Regulation needed as digital assets play a bigger role
Digital assets could contribute $68.4 billion to the Australian economy and employ more than 200,000 people by 2030, according to a new report.
The report, commissioned by digital infrastructure provider Mawson Infrastructure Group and compiled by EY, states that digital assets will contribute $2.1 billion to the economy and employ 11,600 people in 2021.
It adds that digital assets may have even reduced electricity price volatility and assisted in the transition to renewable energy this year.
“Digital assets and infrastructure are critical ingredients to Australia’s digital and economic future,” says James Manning, CEO and founder of Mawson.
“We are at a crossroads. As an industry, we desperately need a fit-for-purpose policy and regulatory framework to provide greater security and certainty to consumers and the crypto industry.
“The Bragg Report recommendations, in particular, represent a significant coming together of industry, regulators and government. The Bragg recommendations, if adopted, will revolutionise the Australian crypto sector and improve consumer protection, therefore driving innovation, confidence and growth in the sector.”

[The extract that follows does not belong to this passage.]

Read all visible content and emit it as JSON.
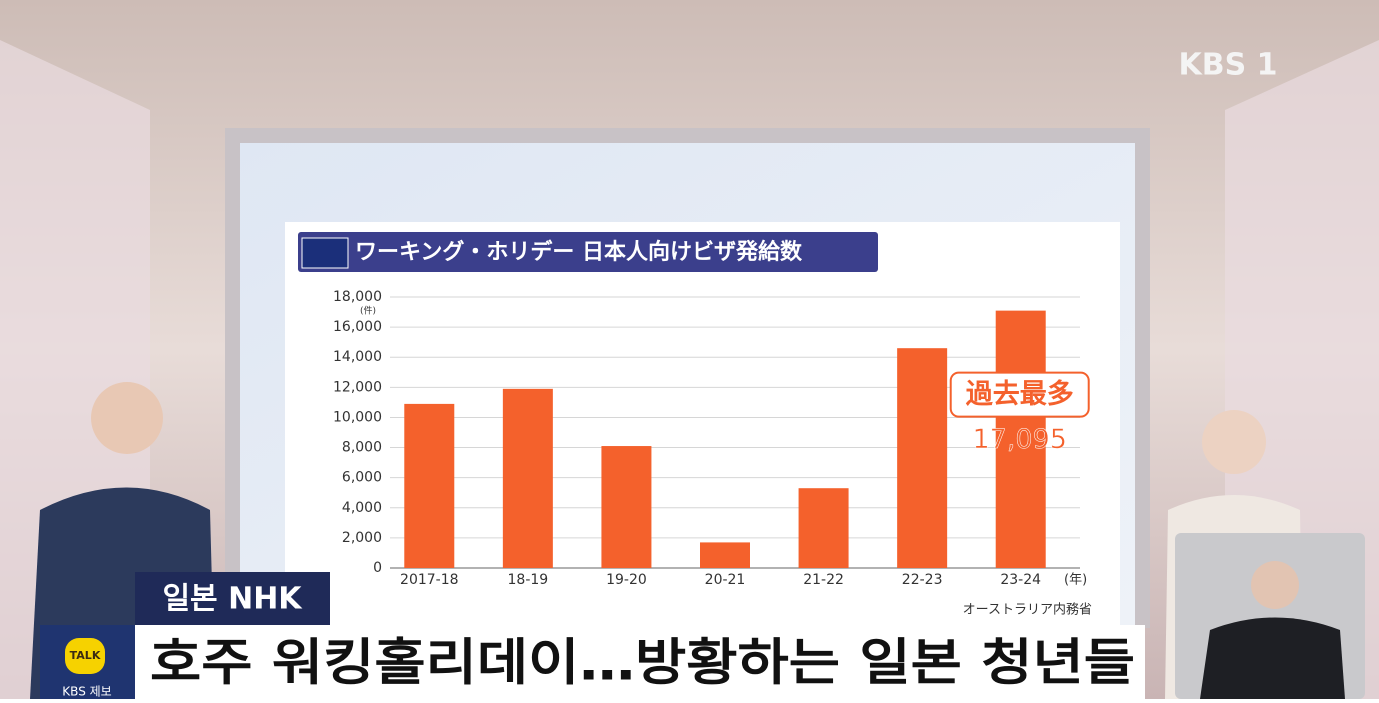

EY Oceania strategy and transactions partner, Steve Brown, agrees. “Overall, our analysis finds that the cryptocurrency and digital asset sector could provide significant economic benefits to the Australian economy moving forward, but that Australia does not yet have fit-for-purpose regulatory systems to promote certainty for new businesses, investors and consumers in the digital asset space,” he says.
“Well-designed standards, robust regulation and the right policy settings will be needed to drive innovation while managing unfamiliar services and providing proper safeguards. This will be pivotal to unlocking benefits to businesses and consumers as financial markets become more dispersed, more digital and more crypto-intensive.”
The report, titled Cryptocurrency and The Distributed Digital Economy in Australia, was commissioned in response to the Senate Committee final report titled Australia as a Financial and Technology Centre, released in October.
Senator Andrew Bragg chaired the Senate Select Committee’s inquiry. In the final phase of the inquiry, the committee examined the regulation of digital assets in Australia, “de-banking” practices affecting Australian fintechs and other businesses, and several other issues relating to Australia's position as a technology and financial centre. Its final report makes 12 recommendations across these areas.